Abstract:
The demand for refrigeration and cooling systems has been increased rapidly in past few decades. Increase in emissions of harmful refrigerants used in vapor compression cooling systems has been a major reason in the ozone layer depletion and global warming. Recent agreements like Kyoto protocol, Montreal protocol and latest Paris agreement also emphasize the actions need to be made toward installation of cooling systems with natural refrigerants having very low or zero ODP. Adsorption cooling systems have recently gained the interest due to its capacity to utilize low temperature waste heat and provide cooling without using harmful refrigerants. These systems run on consecutive cycles of adsorption and desorption of water in two beds of silica gel. Adsorption chillers can be integrated into combined cycle power plants, datacenter thermal management systems, and concentrated photovoltaic/thermal systems.
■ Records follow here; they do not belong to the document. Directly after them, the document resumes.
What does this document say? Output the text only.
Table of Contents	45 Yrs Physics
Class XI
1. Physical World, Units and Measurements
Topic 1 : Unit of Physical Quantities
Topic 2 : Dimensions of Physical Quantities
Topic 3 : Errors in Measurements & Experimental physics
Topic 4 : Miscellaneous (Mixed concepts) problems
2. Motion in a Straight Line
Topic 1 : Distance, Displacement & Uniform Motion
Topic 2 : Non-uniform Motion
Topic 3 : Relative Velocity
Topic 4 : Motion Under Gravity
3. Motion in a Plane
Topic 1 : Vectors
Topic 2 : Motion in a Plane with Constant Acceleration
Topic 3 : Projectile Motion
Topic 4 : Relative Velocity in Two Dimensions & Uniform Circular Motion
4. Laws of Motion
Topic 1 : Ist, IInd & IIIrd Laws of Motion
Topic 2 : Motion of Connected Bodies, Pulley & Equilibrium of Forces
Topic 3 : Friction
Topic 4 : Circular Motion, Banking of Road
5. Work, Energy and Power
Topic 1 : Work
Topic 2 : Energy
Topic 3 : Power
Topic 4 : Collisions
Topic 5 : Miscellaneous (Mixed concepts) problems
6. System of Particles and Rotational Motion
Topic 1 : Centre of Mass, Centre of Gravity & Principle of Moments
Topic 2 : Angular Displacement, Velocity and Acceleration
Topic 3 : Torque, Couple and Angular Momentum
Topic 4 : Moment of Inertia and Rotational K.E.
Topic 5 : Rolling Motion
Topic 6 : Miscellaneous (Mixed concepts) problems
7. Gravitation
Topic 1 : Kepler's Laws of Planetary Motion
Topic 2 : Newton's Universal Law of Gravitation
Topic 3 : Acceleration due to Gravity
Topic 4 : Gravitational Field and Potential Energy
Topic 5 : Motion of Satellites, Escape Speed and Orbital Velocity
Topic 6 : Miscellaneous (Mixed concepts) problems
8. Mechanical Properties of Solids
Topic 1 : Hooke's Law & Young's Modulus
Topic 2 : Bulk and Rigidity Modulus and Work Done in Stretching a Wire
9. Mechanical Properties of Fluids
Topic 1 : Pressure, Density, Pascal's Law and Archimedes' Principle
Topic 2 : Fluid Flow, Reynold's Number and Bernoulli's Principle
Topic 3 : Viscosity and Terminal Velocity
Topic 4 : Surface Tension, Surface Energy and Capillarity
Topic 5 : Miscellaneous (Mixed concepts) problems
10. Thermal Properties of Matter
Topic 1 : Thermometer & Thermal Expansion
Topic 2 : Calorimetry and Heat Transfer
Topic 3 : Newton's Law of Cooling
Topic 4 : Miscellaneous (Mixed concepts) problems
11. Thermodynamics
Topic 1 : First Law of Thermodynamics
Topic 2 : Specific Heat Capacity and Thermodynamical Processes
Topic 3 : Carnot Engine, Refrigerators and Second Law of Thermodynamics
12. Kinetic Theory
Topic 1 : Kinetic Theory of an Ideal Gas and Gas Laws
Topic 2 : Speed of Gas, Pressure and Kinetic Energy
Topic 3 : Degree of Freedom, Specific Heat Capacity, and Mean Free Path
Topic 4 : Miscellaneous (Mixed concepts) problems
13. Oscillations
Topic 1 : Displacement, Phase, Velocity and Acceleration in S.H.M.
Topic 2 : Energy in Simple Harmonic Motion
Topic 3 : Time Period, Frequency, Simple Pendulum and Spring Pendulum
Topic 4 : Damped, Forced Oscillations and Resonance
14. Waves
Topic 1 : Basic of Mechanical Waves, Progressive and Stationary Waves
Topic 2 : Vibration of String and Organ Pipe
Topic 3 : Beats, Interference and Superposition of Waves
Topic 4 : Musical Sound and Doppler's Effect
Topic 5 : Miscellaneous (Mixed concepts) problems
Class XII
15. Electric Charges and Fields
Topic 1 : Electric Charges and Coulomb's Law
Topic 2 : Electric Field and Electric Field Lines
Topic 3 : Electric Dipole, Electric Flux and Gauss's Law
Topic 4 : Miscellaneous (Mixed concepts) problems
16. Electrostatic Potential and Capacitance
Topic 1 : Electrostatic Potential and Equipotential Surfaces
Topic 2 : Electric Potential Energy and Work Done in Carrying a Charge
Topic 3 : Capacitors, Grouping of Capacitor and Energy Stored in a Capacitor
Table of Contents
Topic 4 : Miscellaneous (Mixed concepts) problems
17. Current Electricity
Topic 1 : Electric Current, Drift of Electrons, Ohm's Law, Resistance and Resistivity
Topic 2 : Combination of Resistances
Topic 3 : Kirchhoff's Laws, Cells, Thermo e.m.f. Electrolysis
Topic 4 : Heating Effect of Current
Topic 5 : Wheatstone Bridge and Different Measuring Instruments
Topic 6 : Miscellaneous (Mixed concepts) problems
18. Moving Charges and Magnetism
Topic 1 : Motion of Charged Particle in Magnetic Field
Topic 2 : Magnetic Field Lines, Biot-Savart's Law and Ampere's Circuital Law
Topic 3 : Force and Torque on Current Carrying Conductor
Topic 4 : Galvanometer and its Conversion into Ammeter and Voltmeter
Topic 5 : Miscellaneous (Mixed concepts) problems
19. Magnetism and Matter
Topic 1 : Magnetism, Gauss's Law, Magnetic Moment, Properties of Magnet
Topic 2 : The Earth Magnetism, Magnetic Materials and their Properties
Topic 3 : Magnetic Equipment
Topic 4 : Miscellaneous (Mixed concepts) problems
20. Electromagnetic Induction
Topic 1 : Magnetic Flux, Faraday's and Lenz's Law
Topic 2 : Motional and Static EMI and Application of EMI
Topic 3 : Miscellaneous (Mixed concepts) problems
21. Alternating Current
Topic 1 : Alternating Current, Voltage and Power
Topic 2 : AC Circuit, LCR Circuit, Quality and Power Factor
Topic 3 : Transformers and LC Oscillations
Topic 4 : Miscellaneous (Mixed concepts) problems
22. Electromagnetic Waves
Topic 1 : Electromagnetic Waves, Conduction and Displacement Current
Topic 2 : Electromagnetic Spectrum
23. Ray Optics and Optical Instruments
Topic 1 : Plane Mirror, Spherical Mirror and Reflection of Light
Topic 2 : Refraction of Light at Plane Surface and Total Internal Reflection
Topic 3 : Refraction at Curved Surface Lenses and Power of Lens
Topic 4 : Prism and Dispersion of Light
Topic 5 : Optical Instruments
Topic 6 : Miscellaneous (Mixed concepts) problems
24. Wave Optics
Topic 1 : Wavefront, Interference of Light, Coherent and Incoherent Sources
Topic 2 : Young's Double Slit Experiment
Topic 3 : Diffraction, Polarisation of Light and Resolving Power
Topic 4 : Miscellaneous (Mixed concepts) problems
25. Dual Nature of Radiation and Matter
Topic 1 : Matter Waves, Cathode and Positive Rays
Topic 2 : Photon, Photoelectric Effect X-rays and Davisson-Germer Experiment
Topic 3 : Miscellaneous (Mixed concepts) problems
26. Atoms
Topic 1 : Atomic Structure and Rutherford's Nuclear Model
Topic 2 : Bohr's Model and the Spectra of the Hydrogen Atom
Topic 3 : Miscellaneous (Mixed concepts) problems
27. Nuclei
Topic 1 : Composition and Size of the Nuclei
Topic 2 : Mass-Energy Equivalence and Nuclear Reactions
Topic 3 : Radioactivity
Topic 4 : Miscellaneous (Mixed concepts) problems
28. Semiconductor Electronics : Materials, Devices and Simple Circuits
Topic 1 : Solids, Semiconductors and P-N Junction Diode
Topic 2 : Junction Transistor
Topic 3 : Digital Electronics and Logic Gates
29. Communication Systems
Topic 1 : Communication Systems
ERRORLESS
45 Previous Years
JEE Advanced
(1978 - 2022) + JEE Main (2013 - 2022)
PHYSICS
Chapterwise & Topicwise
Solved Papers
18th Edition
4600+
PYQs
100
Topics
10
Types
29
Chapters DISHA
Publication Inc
However, their commercialization at the large scale has been hampered due to their low power density and efficiency, which leads to high system cost. This thesis work analyses the performance of a dual bed adsorption refrigeration system using lumped parameter approach based on the linear driving force model, which presents a precise description of the adsorption cooling cycle for the simulation. Previous studies have established that the variation between lumped-parameter models and distributed parameter models is only about 10%. Thus, the lumped parameter approach is favored because it simplifies the system and saves computational time. This model is based on the fundamental equations of heat and mass transfer. Performance of the two-bed silica-gel water adsorption chiller has been analyzed here. The model is used to investigate the effect of physical and operating conditions including heat transfer coefficient, hot water inlet temperature, cold water inlet temperature, cycle time, fluid flow rate etc. on the chiller performance.
This work demonstrates the importance of switching time in between the cycles. It noticeably shows that immediate switching of the beds after the half cycle has adverse effects on the performance of the adsorption chiller. The effect of heat and mass recovery on system performance is studied. A significant improvement of around 50% increase in COP has been achieved by applying heat recovery case. Internal recirculation as well as external recirculation in heat recovery scheme is also studied.
A comparison in the performance parameters in the case of Silica-gel, SAPO-34 and Al Fumarate as adsorbents is studied. The results of this work have been verified with the results of the literature as well as experimental data. Experiment on this adsorption chiller is undergoing at IBM Research Zurich.